G. Sawitzki StatLab Heidelberg Last revision: 2014-04-19 by gs

Bertin Matrices: Introduction

What are Bertin Matrices ?

Among the rich material on graphical presentation of information, in La Graphique et le Traitement Graphique de l'Information (1977), engl. Graphics and Graphic Information Processing (1981), J. Bertin discusses the presentation of data matrices, with a particular view to seriation. A Tribute to J. Bertin's Graphical Data Analysis, presented at the SoftStat Conference '97, gives an appraisal of this aspect of J. Bertin's work.
This is a web version of the SoftStat '97 presentation, recorded in 2014.

The methods discussed in SoftStat '97 have been implemented in the Voyager system. Voyager now is part of Oberon and its descendants, and comes bundled with the current Oberon system from ETHZ.
The methods have been partially re-implemented in R. The R-implementation can be downloaded as a package bertin from http://bertin.r-forge.r-project.org/.

J. Bertin uses a small data set on hotel occupancy data to illustrate his ideas, and tells a story: a hotel director finds a way to represent his occupancy data, rearranges it, and of course becomes successful.


In abstract terms, a Bertin matrix is a matrix of displays. Bertin matrices allow rearrangements to transform an initial matrix to a more homogeneous structure. The rearrangements are row or column permutations, and groupings of rows or columns.

Hotel occupancy data
To fix ideas, think of a data matrix, variable by case, with real valued variables. For each variable, draw a bar chart of variable value by case. Highlight all bars representing a value above some sample threshold for that variable.

Variables are collected in a matrix to display the complete data set. By convention, J. Bertin shows variables in rows and cases in columns. To make periodic structures more visible, the data may be repeated cyclically. So data for the 12 months of a year appear in 24 columns.

hotel data
Hotel data, repeated cyclically


As J. Bertin pointed out, the indexing used is arbitrary. You can rearrange rows and/or columns to reveal the information of interest. If you run a hotel, of course the percentage of hotel occupation and the duration of the visits are most interesting for you. Move these variables to the top of the display, and rearrange the other variables by similarity or dissimilarity to these target variables . Time points have a natural order. No rearrangement is used here in this example.

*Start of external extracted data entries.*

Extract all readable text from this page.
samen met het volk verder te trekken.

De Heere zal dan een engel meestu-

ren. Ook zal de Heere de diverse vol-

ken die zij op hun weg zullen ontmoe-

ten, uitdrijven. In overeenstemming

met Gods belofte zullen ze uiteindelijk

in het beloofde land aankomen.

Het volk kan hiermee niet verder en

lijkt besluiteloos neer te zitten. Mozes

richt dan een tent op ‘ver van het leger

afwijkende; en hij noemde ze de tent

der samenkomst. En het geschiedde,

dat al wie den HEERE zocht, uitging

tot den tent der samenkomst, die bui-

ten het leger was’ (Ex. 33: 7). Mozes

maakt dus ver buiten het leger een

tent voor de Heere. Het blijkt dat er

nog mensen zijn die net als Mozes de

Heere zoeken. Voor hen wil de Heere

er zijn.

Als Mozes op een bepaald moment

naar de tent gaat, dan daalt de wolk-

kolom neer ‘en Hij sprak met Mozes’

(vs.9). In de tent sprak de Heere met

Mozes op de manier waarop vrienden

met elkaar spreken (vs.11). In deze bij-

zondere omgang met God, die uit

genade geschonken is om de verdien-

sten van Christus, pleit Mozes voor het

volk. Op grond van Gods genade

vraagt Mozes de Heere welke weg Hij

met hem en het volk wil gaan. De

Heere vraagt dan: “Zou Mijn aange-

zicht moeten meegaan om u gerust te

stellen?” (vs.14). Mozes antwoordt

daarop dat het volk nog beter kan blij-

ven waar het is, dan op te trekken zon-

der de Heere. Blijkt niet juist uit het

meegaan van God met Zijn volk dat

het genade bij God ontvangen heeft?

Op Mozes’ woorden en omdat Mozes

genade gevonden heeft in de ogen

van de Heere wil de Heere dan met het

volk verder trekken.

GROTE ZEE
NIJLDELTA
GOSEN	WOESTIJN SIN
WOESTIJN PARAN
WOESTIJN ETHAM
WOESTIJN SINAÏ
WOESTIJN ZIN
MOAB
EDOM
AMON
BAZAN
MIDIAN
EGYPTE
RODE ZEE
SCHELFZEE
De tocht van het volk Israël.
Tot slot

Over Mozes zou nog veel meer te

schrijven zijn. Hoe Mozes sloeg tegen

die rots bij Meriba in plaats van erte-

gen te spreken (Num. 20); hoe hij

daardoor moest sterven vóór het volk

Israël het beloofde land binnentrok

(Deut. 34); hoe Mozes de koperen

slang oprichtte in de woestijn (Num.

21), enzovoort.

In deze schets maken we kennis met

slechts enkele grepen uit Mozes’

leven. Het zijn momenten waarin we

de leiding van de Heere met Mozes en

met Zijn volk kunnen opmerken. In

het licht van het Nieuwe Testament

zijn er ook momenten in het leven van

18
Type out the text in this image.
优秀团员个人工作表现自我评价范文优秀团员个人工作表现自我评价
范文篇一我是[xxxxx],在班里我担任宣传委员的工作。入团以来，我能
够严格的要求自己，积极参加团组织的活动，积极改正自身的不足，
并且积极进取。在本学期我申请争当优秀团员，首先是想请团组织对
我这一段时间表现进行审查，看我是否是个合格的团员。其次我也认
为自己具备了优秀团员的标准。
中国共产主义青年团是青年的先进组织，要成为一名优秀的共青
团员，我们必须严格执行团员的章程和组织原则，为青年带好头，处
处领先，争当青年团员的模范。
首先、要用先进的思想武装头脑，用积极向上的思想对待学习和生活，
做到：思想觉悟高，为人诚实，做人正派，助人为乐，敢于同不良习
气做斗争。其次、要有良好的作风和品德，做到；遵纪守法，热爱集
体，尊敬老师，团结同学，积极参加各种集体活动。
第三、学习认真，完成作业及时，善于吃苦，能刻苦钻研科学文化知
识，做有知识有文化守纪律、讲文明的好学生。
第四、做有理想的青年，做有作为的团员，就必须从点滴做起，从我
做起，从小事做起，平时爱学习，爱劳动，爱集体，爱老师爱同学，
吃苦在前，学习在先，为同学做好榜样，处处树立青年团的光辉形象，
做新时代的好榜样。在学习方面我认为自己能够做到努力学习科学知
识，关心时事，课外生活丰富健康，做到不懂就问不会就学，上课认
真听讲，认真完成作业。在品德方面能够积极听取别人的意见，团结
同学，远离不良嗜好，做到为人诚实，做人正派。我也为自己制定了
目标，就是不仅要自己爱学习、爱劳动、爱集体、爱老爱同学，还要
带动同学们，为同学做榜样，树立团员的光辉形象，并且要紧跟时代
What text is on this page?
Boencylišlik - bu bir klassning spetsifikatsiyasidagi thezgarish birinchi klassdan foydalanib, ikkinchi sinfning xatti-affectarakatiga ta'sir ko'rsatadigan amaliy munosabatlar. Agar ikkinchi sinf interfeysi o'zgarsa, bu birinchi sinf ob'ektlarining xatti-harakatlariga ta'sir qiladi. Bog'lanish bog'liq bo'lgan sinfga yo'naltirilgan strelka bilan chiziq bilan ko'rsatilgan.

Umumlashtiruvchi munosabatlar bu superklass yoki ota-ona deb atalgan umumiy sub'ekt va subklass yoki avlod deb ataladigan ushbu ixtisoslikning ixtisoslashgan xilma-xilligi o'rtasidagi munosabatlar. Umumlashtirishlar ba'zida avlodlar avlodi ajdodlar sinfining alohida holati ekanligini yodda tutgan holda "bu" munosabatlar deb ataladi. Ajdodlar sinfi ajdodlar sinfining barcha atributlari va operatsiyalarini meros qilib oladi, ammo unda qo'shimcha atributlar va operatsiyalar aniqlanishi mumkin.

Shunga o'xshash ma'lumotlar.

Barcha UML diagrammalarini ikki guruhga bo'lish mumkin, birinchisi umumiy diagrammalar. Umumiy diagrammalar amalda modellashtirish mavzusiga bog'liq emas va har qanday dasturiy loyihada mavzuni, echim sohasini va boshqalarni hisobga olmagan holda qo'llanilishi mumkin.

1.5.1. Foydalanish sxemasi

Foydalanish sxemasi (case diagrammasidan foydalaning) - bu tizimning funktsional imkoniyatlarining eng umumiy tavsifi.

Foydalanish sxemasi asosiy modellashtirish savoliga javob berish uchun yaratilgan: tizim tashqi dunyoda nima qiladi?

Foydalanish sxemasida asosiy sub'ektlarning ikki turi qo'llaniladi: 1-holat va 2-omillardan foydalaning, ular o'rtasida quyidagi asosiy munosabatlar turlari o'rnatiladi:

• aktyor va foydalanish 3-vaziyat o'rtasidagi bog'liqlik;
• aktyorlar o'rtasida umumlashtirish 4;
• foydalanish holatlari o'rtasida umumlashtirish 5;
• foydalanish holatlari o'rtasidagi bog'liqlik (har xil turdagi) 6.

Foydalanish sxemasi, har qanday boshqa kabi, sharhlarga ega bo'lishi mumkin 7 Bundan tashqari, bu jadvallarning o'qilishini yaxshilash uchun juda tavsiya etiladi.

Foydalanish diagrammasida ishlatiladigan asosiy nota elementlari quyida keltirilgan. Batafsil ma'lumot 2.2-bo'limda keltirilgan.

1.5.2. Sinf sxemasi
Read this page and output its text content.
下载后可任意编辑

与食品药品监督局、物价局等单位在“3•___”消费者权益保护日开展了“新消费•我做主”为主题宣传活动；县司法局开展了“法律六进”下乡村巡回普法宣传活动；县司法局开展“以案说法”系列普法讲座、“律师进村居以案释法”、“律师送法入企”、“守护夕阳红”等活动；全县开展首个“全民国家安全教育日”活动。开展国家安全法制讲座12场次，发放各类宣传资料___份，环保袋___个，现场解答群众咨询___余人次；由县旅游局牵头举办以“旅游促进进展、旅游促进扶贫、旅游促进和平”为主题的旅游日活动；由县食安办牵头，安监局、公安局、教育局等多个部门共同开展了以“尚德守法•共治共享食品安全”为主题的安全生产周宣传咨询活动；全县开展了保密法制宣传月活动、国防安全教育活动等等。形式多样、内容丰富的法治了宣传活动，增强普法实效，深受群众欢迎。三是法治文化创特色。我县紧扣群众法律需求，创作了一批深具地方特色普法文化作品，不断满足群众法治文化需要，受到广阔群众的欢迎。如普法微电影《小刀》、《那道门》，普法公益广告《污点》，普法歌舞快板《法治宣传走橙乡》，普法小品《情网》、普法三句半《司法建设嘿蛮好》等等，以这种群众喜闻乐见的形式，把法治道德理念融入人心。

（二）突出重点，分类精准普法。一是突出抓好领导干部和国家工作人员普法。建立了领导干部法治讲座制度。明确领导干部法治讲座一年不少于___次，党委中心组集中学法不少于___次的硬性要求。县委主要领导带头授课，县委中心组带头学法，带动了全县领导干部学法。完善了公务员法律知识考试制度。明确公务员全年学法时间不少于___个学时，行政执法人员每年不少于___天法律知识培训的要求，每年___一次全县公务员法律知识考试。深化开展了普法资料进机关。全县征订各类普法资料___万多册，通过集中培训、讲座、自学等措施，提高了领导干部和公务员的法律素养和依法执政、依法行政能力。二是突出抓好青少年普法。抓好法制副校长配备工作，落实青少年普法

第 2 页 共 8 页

Variables need not enter at their face value; they can be transformed, or derived variable can be added. In the case of the hotel data, this has already been done in the original data set. For example, the guests have been classified in tourists and business, and both sum up to 100%. If we want, we can remove this redundant information. This may clean up the picture. But it may hide information. For example, tourists are "anti-cyclic" to the hotel occupation and just fill the gaps. Removing this variable because it is (1-business) would hide this point.


And More ...

folk song data data folk song data legend

Folk song vowel scheme

Bertin matrices are not restricted to this display. For example, J. Bertin gives a matrix representing vowel schemes of folk songs - you can easily spot yodellers.

The main point in common for all matrix representations is that when the arrangement of rows and columns is arbitrary, some permutation may help to reveal information.